People whose parent, sibling or child has been diagnosed with colorectal cancer should undergo earlier and more frequent checks for the disease, according to new national guidelines from the Canadian Association of Gastroenterology.
The screening guidelines, published Tuesday in the journal Gastroenterology, are designed to encourage more high-risk people to get checked, regardless of their age. Provincial programs typically start screening people at age 50, but for some people, that’s too late, said Jill Tinmouth, a member of the guidelines working group and a gastroenterologist at Toronto’s Sunnybrook Health Sciences Centre.
The new guidelines recommend people with a history of the disease in their immediate family get colonoscopy screening between 40 and 50, or 10 years earlier than the age at which their first-degree relative, which includes parents, children and siblings, received a cancer diagnosis – whichever comes first. So if a parent was diagnosed with colorectal cancer at age 45, his or her child should start getting screened at age 35.
“If you have a family history in a first-degree relative, your risk is twice that of people without a first-degree relative,” Dr. Tinmouth said. “It’s a cancer that we can screen for and, by doing so, we can improve outcomes.”
Similar screening recommendations apply to people with an immediate family member who has a history of advanced precancerous polyps, which can develop into cancer if left untreated. But for people with a history of colon cancer in a second-degree relative, such as an aunt, uncle or grandparent, the guidelines recommend the same screening schedule as the general population, which begins at age 50.
The Canadian Task Force on Preventive Health Care published guidelines in 2016 that state people who do not show symptoms and don’t have a strong family history of colorectal cancer start getting screened at age 50, but these new guidelines are specifically aimed at those with family history.
Shady Ashamalla, a colorectcal cancer surgeon at Sunnybrook, said the guidelines are “profound” because they don’t dictate a set age at which screening should begin. This is important because more people are being diagnosed with the disease at younger ages.

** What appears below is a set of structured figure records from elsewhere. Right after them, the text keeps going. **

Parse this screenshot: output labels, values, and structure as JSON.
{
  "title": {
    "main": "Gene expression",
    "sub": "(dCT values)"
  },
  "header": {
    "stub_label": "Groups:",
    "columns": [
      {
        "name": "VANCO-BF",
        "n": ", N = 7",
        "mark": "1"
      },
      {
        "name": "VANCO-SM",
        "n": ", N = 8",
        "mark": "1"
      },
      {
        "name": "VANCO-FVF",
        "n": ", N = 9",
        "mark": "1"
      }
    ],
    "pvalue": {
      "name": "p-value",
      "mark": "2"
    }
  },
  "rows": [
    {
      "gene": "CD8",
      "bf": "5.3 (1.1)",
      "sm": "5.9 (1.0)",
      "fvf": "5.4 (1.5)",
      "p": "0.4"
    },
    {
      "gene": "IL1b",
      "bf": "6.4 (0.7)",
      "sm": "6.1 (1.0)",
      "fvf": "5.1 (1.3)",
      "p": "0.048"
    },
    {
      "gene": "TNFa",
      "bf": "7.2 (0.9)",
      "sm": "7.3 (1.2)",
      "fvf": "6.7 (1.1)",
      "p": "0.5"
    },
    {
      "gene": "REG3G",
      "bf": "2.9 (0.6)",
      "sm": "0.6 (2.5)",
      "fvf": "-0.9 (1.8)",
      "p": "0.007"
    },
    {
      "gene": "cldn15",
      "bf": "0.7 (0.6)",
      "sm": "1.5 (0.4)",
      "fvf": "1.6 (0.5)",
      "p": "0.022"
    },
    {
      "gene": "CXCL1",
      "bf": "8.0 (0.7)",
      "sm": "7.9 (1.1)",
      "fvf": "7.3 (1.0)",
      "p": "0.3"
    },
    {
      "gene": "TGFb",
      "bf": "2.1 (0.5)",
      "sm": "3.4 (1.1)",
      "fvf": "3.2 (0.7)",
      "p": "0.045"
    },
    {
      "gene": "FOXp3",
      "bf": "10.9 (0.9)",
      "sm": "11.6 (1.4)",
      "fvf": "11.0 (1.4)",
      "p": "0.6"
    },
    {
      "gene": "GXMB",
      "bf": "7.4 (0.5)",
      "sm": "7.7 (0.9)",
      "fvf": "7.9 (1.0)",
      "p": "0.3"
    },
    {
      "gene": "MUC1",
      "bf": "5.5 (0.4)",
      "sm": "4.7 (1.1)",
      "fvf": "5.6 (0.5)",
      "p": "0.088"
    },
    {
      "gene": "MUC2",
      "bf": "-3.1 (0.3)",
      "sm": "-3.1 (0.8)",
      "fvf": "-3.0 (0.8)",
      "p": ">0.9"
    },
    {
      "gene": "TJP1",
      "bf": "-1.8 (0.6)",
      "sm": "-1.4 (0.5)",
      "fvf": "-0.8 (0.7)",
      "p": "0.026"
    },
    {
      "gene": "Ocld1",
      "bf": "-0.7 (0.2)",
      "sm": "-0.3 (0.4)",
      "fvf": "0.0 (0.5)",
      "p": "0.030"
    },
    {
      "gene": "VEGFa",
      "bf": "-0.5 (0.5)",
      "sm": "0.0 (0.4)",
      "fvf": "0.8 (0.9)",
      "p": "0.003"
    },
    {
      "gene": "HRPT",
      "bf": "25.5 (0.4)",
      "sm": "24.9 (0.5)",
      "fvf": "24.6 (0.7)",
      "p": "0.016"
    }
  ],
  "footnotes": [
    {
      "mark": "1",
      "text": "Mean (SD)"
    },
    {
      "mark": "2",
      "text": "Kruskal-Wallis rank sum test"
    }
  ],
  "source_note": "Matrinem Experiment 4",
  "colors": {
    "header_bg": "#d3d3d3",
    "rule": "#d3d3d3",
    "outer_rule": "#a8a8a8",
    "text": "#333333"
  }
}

“It’s the first time we’re really seeing numbers less than 50,” said Dr. Ashamalla, who was not involved in drafting the guidelines. “Having a stringent age is a little too dogmatic.”
He said the guidelines are a signal to clinicians that they can, and should, start screening higher-risk patients at younger ages, even in their 20s and 30s. Part of this shift will require primary-care health professionals to ask people about their family history of colorectal cancer so they ensure as many people get screened as possible.
For months, health-care professionals dismissed Laura Jambrovic’s symptoms, which included abdominal pain and bloody stools, because of her young age.
Finally, when she landed in the hospital in June, 2016, with a complete bowel blockage and in agonizing pain, a colonoscopy revealed she had a tumour. She was 22. Ms. Jambrovic has no family history of colorectal cancer, but she says her symptoms were ignored by health professionals who told her she was too young and healthy to have cancer.
“No one had really believed me or taken me seriously,” she said.
In the days and months that followed, Ms. Jambrovic underwent colostomy surgery, egg freezing, chemotherapy, and a second surgery to reverse the colostomy.
Now, Ms. Jambrovic is a nursing student in Peterborough, Ont., who says she is concerned more cases of colorectal cancer in young people could go undetected or undiagnosed because of the misconception that it only affects older people.
“It’s going to happen to young people and, until it happens to enough, unfortunately, I don’t think people are going to be aware of it,” she said.